What worried me last night, though, was the bad client scenario. An attacker.
A digression about security
I design as if anything can happen. An example: what if the server-side code got leaked? Would the system be hackable? (No.)
What if the client-side code also got leaked? (Still not hackable.)
But let me be more specific: if an attacker knows the API and has a user’s credentials, that attacker could conceivably access and change that user’s data.
I don’t know of a way around this.
But this is no different from any other service. For example, if you learn my Twitter credentials, you can tweet as me. (You don’t even have to reverse-engineer the Twitter API first.)
Bad clients and client IDs
The scenario that worried me last night was the attacker who figured out our API and had a user’s credentials.
That attacker could supply bogus client IDs for notes.

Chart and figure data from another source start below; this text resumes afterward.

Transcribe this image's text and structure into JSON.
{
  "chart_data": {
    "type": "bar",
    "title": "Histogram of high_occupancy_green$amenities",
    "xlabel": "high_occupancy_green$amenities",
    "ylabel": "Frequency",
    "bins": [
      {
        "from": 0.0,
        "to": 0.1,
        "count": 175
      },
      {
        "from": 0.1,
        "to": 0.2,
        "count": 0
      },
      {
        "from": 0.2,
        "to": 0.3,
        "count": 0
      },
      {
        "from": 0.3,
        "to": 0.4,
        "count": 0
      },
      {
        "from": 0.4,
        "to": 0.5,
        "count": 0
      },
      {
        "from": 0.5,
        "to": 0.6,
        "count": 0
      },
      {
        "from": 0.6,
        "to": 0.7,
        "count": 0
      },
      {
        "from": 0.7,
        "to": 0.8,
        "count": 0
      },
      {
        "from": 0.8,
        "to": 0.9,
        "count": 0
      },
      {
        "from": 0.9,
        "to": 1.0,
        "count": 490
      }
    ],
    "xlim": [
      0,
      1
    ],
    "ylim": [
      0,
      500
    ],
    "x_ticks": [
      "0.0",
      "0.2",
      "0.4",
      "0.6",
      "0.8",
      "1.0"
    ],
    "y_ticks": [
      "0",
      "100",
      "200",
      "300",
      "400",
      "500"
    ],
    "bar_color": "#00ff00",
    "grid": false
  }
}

The damage would be limited to just that user, since uniqueness is account ID + client ID. (That attacker wouldn’t get access to data from another user, in other words.)
Also: if the attacker supplied bogus client IDs that were actually unique for that account, it wouldn’t matter. The system would work properly.
Furthermore, I could add a check: two ostensibly-the-same notes identified by client ID + account ID must have the same creation date, since creation date can’t change. Otherwise it’s an error.
But here’s why this scenario isn’t worth worrying about: what are the chances that an attacker just wants to screw around a little by supplying bogus IDs?
Most likely that attacker would do much worse things. (Consider that someone hacking my Twitter account wouldn’t want to do some slight and hard-to-detect mischief — they’d do something more dramatic.)
The only scenario that I can think of where an attacker supplies bogus IDs is where they’re trying to get information from other accounts. But we’ve made that impossible by saying that IDs are unique only to a given account. (Lookups on the server are always done with an ID/accountID pair.)
Going with client-generated IDs
That’s the upshot. I’m going with client-generated IDs.
Update 1 pm: Regarding coordinating incrementing a 64-bit integer, Kyle Sluder reminded me of vector clocks. Good point, but not worth the trouble here.